Je contemple la neige qui se précipite en bourrasques sur l’arrière des voitures et qui va et vient sous les essuie-glaces non synchrones du bus. La neige sur les réverbères et les maisons victoriennes. Je suis absorbée par le spectacle, qui me procure un doux enchantement. Observer me permet de laisser libre cours à mes souvenirs, en particulier de penser à ma mère. Ma mère adoptive, celle qui m’a déçue et trahie : Pia.

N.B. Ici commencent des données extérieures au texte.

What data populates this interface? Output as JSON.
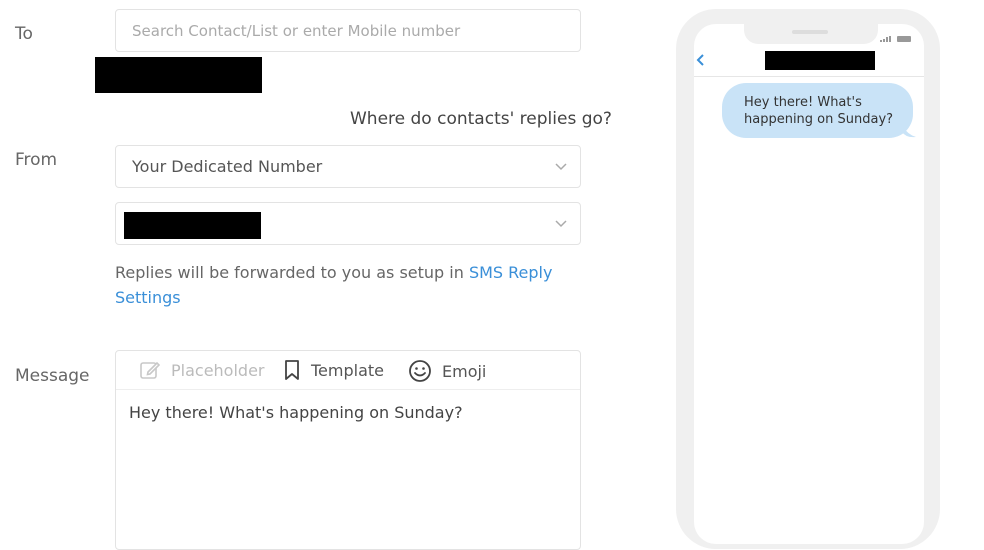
{
  "form": {
    "to": {
      "label": "To",
      "search_placeholder": "Search Contact/List or enter Mobile number"
    },
    "replies_link": "Where do contacts' replies go?",
    "from": {
      "label": "From",
      "number_type": "Your Dedicated Number"
    },
    "forward_note": {
      "prefix": "Replies will be forwarded to you as setup in",
      "link_part1": "SMS Reply",
      "link_part2": "Settings"
    },
    "message": {
      "label": "Message",
      "toolbar": {
        "placeholder": "Placeholder",
        "template": "Template",
        "emoji": "Emoji"
      },
      "body": "Hey there! What's happening on Sunday?"
    }
  },
  "phone_preview": {
    "bubble_text": "Hey there! What's happening on Sunday?"
  },
  "colors": {
    "link": "#3a8fd8",
    "bubble": "#c9e3f7",
    "phone_frame": "#f0f0f0"
  }
}
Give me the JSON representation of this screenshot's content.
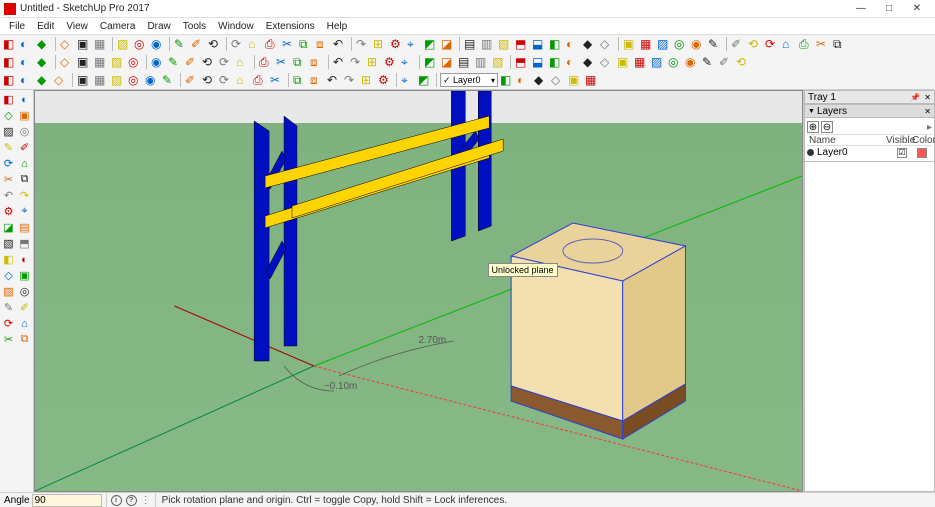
{
  "window": {
    "title": "Untitled - SketchUp Pro 2017",
    "buttons": {
      "min": "—",
      "max": "□",
      "close": "✕"
    }
  },
  "menu": [
    "File",
    "Edit",
    "View",
    "Camera",
    "Draw",
    "Tools",
    "Window",
    "Extensions",
    "Help"
  ],
  "layer_combo": {
    "value": "Layer0"
  },
  "tray": {
    "title": "Tray 1",
    "panel": "Layers",
    "addLabel": "⊕",
    "delLabel": "⊖",
    "cols": {
      "name": "Name",
      "visible": "Visible",
      "color": "Color"
    },
    "row": {
      "name": "Layer0",
      "visible": "☑"
    }
  },
  "viewport": {
    "dim1": "~0.10m",
    "dim2": "2.70m",
    "tooltip": "Unlocked plane"
  },
  "status": {
    "angle_label": "Angle",
    "angle_value": "90",
    "hint": "Pick rotation plane and origin. Ctrl = toggle Copy, hold Shift = Lock inferences.",
    "sepChar": "⋮"
  },
  "icons": {
    "tb1": [
      "plus",
      "arrow",
      "folder",
      "save",
      "cut",
      "copy",
      "paste",
      "delete",
      "undo",
      "redo",
      "print",
      "model",
      "cfg1",
      "cfg2",
      "cfg3",
      "cfg4",
      "cfg5",
      "cfg6",
      "cfg7",
      "house1",
      "house2",
      "house3",
      "house4",
      "house5",
      "list",
      "hatch1",
      "hatch2",
      "hatch3",
      "hatch4",
      "hatch5",
      "hatch6",
      "hatch7",
      "hatch8",
      "hatch9",
      "pat1",
      "pat2",
      "pat3",
      "pat4",
      "pat5",
      "pat6",
      "curve",
      "pgn1",
      "pgn2",
      "pgn3",
      "pgn4",
      "pgn5",
      "pgn6"
    ],
    "tb2": [
      "select",
      "eraser",
      "paint",
      "rect",
      "circle",
      "arc",
      "line",
      "free",
      "push",
      "move",
      "rotate",
      "scale",
      "offset",
      "tape",
      "text",
      "dim",
      "prot",
      "axes",
      "walk",
      "orbit",
      "pan",
      "zoom",
      "zext",
      "prev",
      "style1",
      "style2",
      "shadow",
      "fog",
      "section",
      "img",
      "anim",
      "view1",
      "view2",
      "view3",
      "view4",
      "view5",
      "view6",
      "view7",
      "view8",
      "view9",
      "view10",
      "view11"
    ],
    "tb3": [
      "sel2",
      "grp",
      "ungrp",
      "arc2",
      "c2",
      "poly2",
      "pie",
      "rect2",
      "rrect",
      "3pt",
      "line2",
      "l3",
      "sb1",
      "sb2",
      "sb3",
      "sb4",
      "sb5",
      "sb6",
      "iso1",
      "iso2",
      "iso3",
      "iso4",
      "iso5",
      "iso6"
    ],
    "left": [
      [
        "sel",
        "hand"
      ],
      [
        "pencil",
        "erase"
      ],
      [
        "swirl1",
        "swirl2"
      ],
      [
        "circ",
        "rect"
      ],
      [
        "cyl",
        "push"
      ],
      [
        "knife",
        "offset2"
      ],
      [
        "rfan1",
        "rfan2"
      ],
      [
        "paint2",
        "sample"
      ],
      [
        "tape2",
        "prot2"
      ],
      [
        "text2",
        "dim2"
      ],
      [
        "mag",
        "ax"
      ],
      [
        "walk2",
        "look"
      ],
      [
        "mag2",
        "xr"
      ],
      [
        "sect",
        "sect2"
      ],
      [
        "sun",
        "sun2"
      ],
      [
        "foot",
        "foot2"
      ]
    ]
  }
}
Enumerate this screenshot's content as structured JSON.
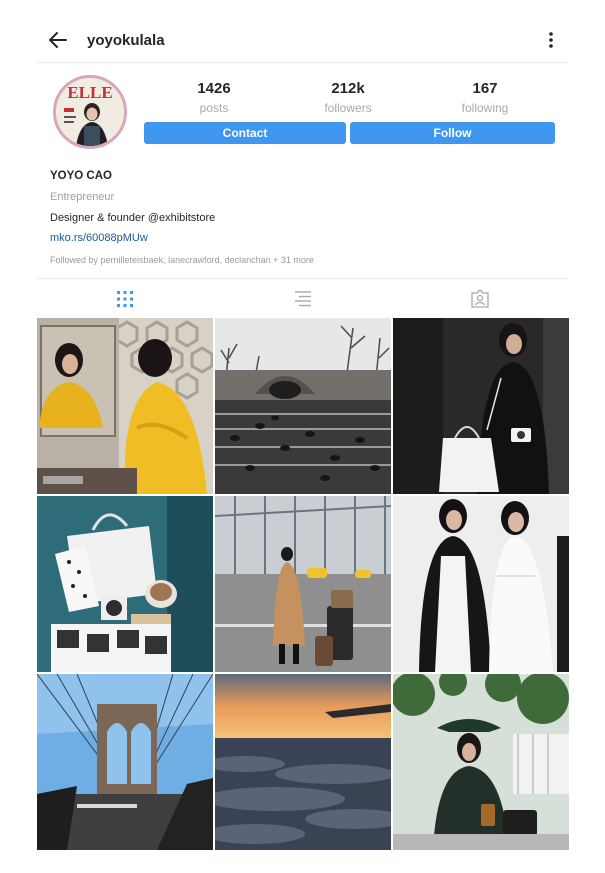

Je suis allée vivre chez Pia et Henry McWilliams quand j’avais à peine 3 ans. Ils sont toujours restés vagues à propos de l’endroit d’où je venais. Évoquant des lieux comme « l’hôpital » et « l’agence ». J’ai toujours senti que certaines questions – à propos de mon ancienne vie ou de mes parents – étaient à éviter. Presque comme si les interroger pouvait mettre Pia en danger.

Pia ne me regardait jamais en face. Il semblait par moments qu’elle avait peur de me voir ou que c’était pour elle trop difficile à supporter. Elle avait un menton de poupée, des lèvres rondes, naturellement rouges sur une peau translucide. Elle s’autorisait à peine à manger, se privant au point qu’elle était mince comme une allumette, la poitrine si lourde que ses épaules étroites semblaient l’enserrer. Elle avait les bras perpétuellement croisés et serrés sur ses seins. Il était toujours surprenant et curieux de l’étreindre ; à mesure que je grandissais, quand je la prenais dans mes bras, j’avais l’impression de consoler un enfant. Je sentais dans son dos la rondeur de ses vertèbres, son cœur palpitant sous mes doigts. Elle insistait pour me serrer dans ses bras une fois par jour quand je rentrais de l’école, ce qui était bien assez pour nous deux ; puis elle se détournait, les doigts pressés contre son sternum, comme si je l’avais serrée un poil trop fort.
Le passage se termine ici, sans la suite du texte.